Ya en el interior, el periodista estudió la vivienda y a la mujer. Acogedora y discreta la primera, con acabados muy rústicos, limpia y modesta. Madura la segunda, pasando los cuarenta años, con ojeras bajo los párpados, rostro cansado, mirada profunda, cautivadora, muy alta, debía medir un metro ochenta por lo menos. Se sentó Ferrer en un pequeño taburete y aceptó el café que su anfitriona le ofrecía. Me llamo Luciana, le dijo desde la cocina, vivo aquí hace 10 años y nunca ha pasado un día sin que don Melchor no me tire una flor, es lo que más extraño. Ferrer miraba una fotografía que adornaba la mesita de centro, en ella se apreciaba a la misma mujer pero con menos años, no tan interesante, pensó, con la simpleza de la juventud; ahora, a sus cuarenta y tantos, Luciana lucía una belleza con más aplomo. ¿Cómo que no está?, ¿a dónde habrá ido?, ¿cuándo regresa? A Ferrer siempre le había ido bien pretendiendo ser el que no sabe. Pues no sé a dónde fue, dijo la otra sentada frente a él, cruzando la pierna generosamente, simplemente un día dejé de verlo. Él siempre llegaba muy temprano a su estudio, saludando, coqueteando, preguntándome cuándo lo iba a dejar pintarme desnuda, y luego se ponía a trabajar y no lo veía hasta la noche. Así todos los días, sin una sola falta. A veces platicábamos en el jardín, o tomábamos café, es un viejo muy amable e inofensivo. ¿Te dijo algo?, ¿pensaba irse?, ¿alguien extraño lo vino a ver? La de Ferrer seguía siendo una mirada atenta, era fácil confiar en él. Siempre se quejaba de que estaba cansado, continuó ella, que aquí nadie valoraba su trabajo ni su genialidad, que un día iba a mandarlo todo a la chingada. Pero no se llevó sus cosas, enarcó Ferrer las cejas, ni siquiera terminó su comida. Creo que tuvo que ver con que le estaban exigiendo que pintara algo, Luciana se inclinó para servir más café y el periodista olfateó su cabello, aroma afrutado con notas muy intensas de moca, no se parecía al que había detectado en el estudio. Ella notó el gesto y respondió una cohibida sonrisa. Yo no entiendo mucho de eso, pero creo que alguien le estaba exigiendo que pintara en algún lado algo que él no quería pintar. Ató cabos Ferrer. ¿Sabes quién podría darme más información sobre el maestro?, ¿en qué estaba trabando antes de irse? Tal vez sus estudiantes, dijo ella, siempre lo visitaban jóvenes que venían a aprender de él. 

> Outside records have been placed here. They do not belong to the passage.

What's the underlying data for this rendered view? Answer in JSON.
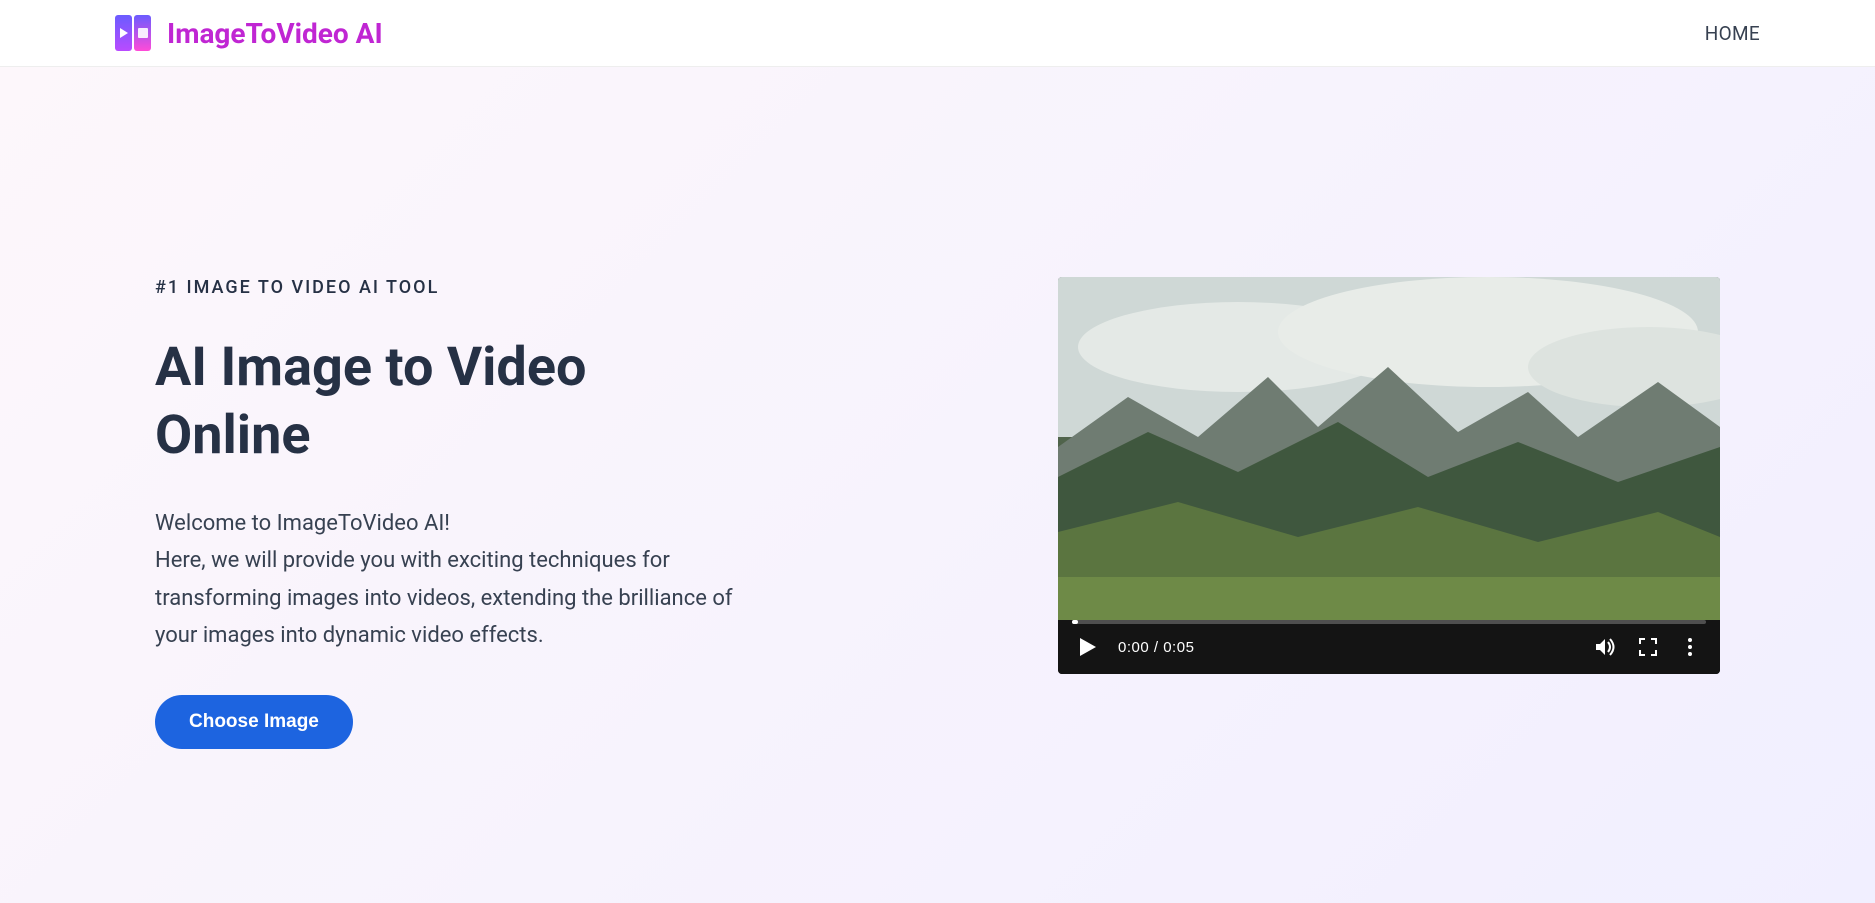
{
  "header": {
    "brand_name": "ImageToVideo AI",
    "nav_home": "HOME"
  },
  "hero": {
    "tagline": "#1 IMAGE TO VIDEO AI TOOL",
    "title": "AI Image to Video Online",
    "welcome": "Welcome to ImageToVideo AI!",
    "description": "Here, we will provide you with exciting techniques for transforming images into videos, extending the brilliance of your images into dynamic video effects.",
    "cta": "Choose Image"
  },
  "video": {
    "current_time": "0:00",
    "duration": "0:05"
  }
}
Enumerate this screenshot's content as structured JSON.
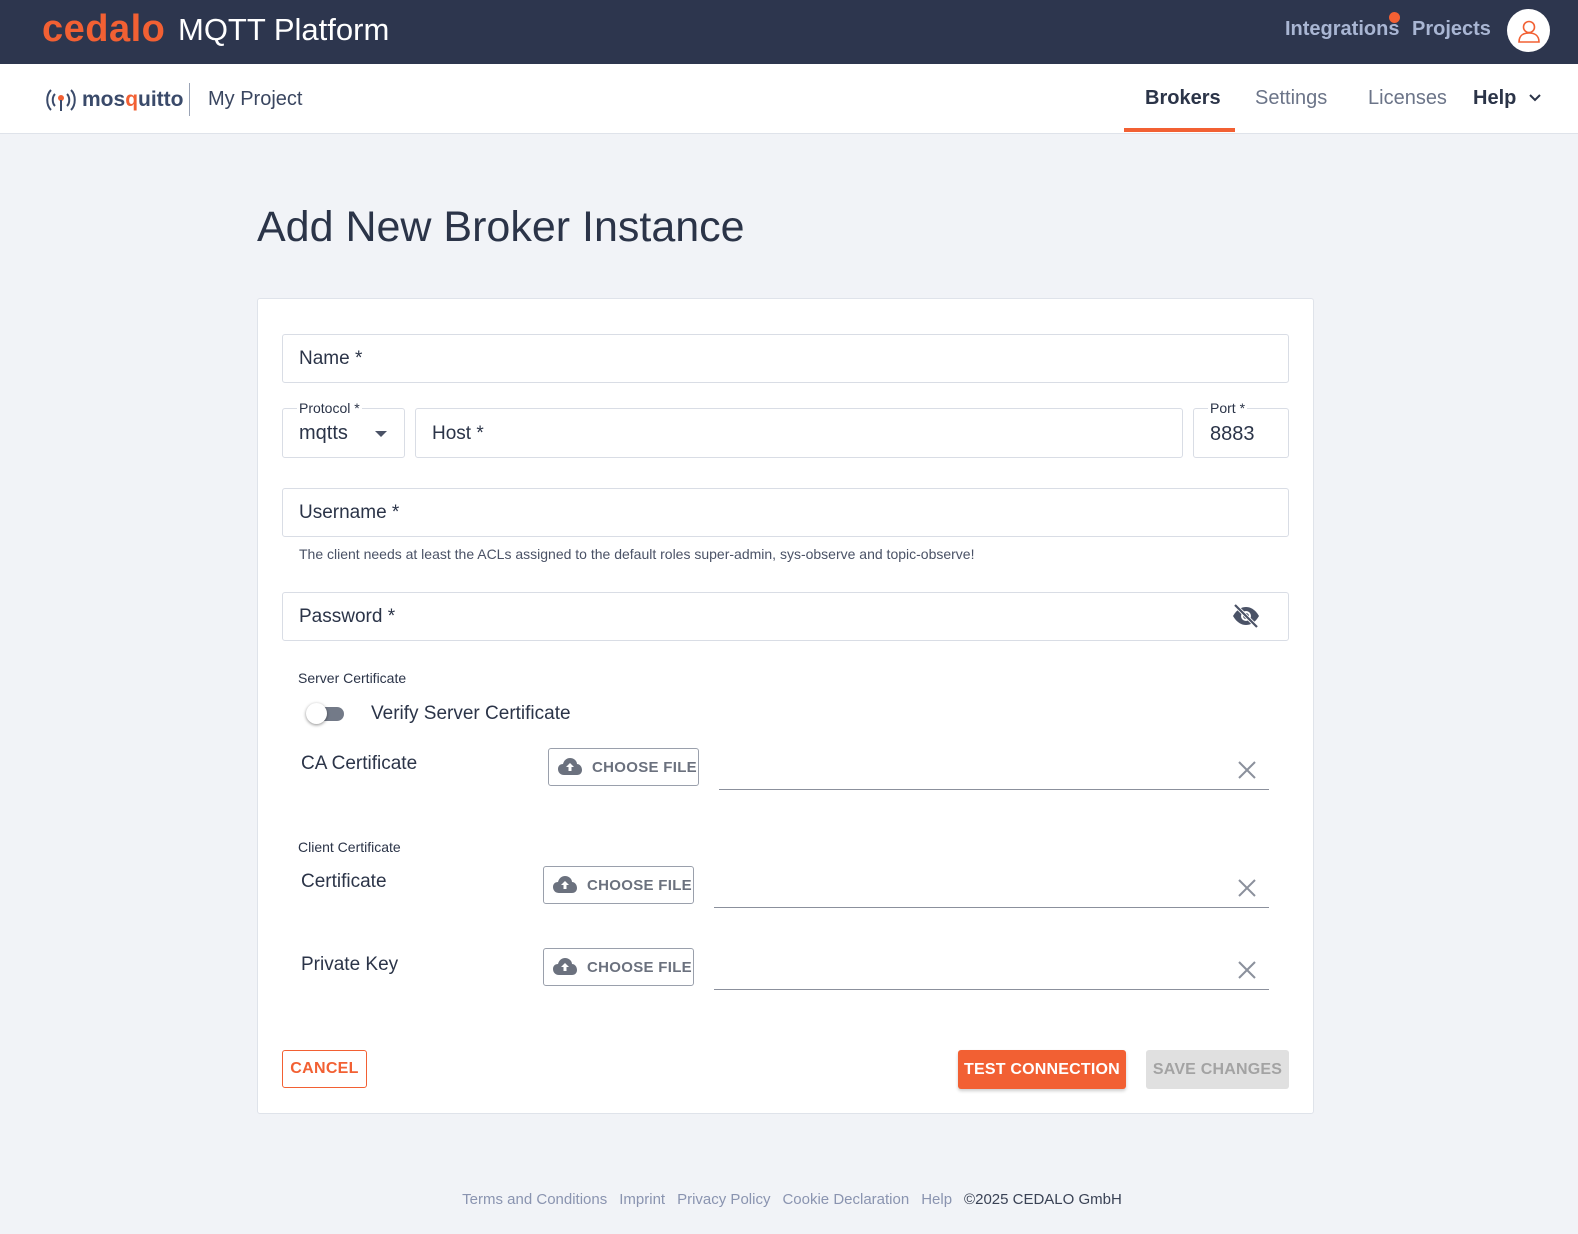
{
  "topbar": {
    "logo": "cedalo",
    "title": "MQTT Platform",
    "integrations": "Integrations",
    "projects": "Projects"
  },
  "subbar": {
    "logo_prefix": "mos",
    "logo_o": "q",
    "logo_suffix": "uitto",
    "project": "My Project",
    "tabs": [
      {
        "label": "Brokers",
        "active": true
      },
      {
        "label": "Settings",
        "active": false
      },
      {
        "label": "Licenses",
        "active": false
      },
      {
        "label": "Help",
        "active": false
      }
    ]
  },
  "page": {
    "title": "Add New Broker Instance"
  },
  "form": {
    "name_label": "Name *",
    "protocol_label": "Protocol *",
    "protocol_value": "mqtts",
    "host_label": "Host *",
    "port_label": "Port *",
    "port_value": "8883",
    "username_label": "Username *",
    "username_helper": "The client needs at least the ACLs assigned to the default roles super-admin, sys-observe and topic-observe!",
    "password_label": "Password *",
    "server_cert_section": "Server Certificate",
    "verify_label": "Verify Server Certificate",
    "verify_enabled": false,
    "ca_cert_label": "CA Certificate",
    "client_cert_section": "Client Certificate",
    "cert_label": "Certificate",
    "private_key_label": "Private Key",
    "choose_file": "CHOOSE FILE"
  },
  "actions": {
    "cancel": "CANCEL",
    "test": "TEST CONNECTION",
    "save": "SAVE CHANGES"
  },
  "footer": {
    "links": [
      "Terms and Conditions",
      "Imprint",
      "Privacy Policy",
      "Cookie Declaration",
      "Help"
    ],
    "copyright": "©2025 CEDALO GmbH"
  },
  "colors": {
    "accent": "#f26033",
    "topbar": "#2d364e",
    "background": "#f1f3f7"
  }
}
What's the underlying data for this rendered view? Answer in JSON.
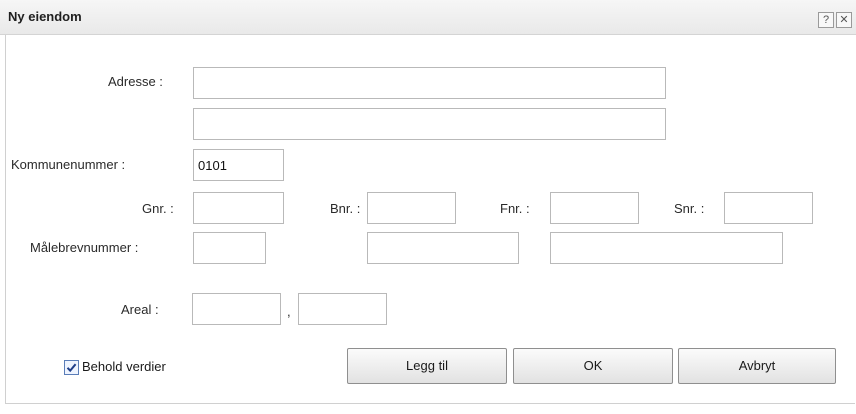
{
  "dialog": {
    "title": "Ny eiendom",
    "help_glyph": "?",
    "close_glyph": "✕"
  },
  "form": {
    "address_label": "Adresse :",
    "address_line1_value": "",
    "address_line2_value": "",
    "kommunenummer_label": "Kommunenummer :",
    "kommunenummer_value": "0101",
    "gnr_label": "Gnr. :",
    "gnr_value": "",
    "bnr_label": "Bnr. :",
    "bnr_value": "",
    "fnr_label": "Fnr. :",
    "fnr_value": "",
    "snr_label": "Snr. :",
    "snr_value": "",
    "malebrev_label": "Målebrevnummer :",
    "malebrev_value1": "",
    "malebrev_value2": "",
    "malebrev_value3": "",
    "areal_label": "Areal :",
    "areal_whole_value": "",
    "areal_separator": ",",
    "areal_fraction_value": ""
  },
  "footer": {
    "keep_values_label": "Behold verdier",
    "keep_values_checked": true,
    "add_label": "Legg til",
    "ok_label": "OK",
    "cancel_label": "Avbryt"
  },
  "colors": {
    "accent_checkbox": "#5a7db8",
    "field_border": "#b9b9b9"
  }
}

Afuera la lluvia había amainado y la noche era más oscura. Un silencio abisal invadió la sala de estar. El periodista se preguntaba si en realidad se hallaba frente a una historia. En un momento, los ojos cansados de la mujer se posaron casualmente en Ferrer, que la miraba desde el taburete con la taza en la mano. Se contemplaron ambos por más tiempo del necesario. ¿A qué te dedicas, Luciana? Soy barista. Con razón el café está exquisito. ¿Quieres más? Me encantaría, podría tomar un café así todas las mañanas. Pues cuando guste, joven. Sonrió entonces el periodista, había tiburones que sonreían así. Más silencio, miradas extendías, largas como las piernas de la mujer. Se levantó ella y, rosando ligeramente la mano de Lucio Ferrer al pasar, se encaminó hacia la habitación. El otro la siguió, con la confianza de un gato a la espalda de un ratón distraído. Se sentía en buena forma, contento de estar vivo, feliz con su profesión. Sabedor de que su juventud y su experiencia constituían la ecuación perfecta. Consciente de que, al menos por esa noche, la búsqueda de Melchor Peredo había terminado. Seguro de que, a la mañana siguiente, seguiría disfrutando del excelente café de Luciana la barista.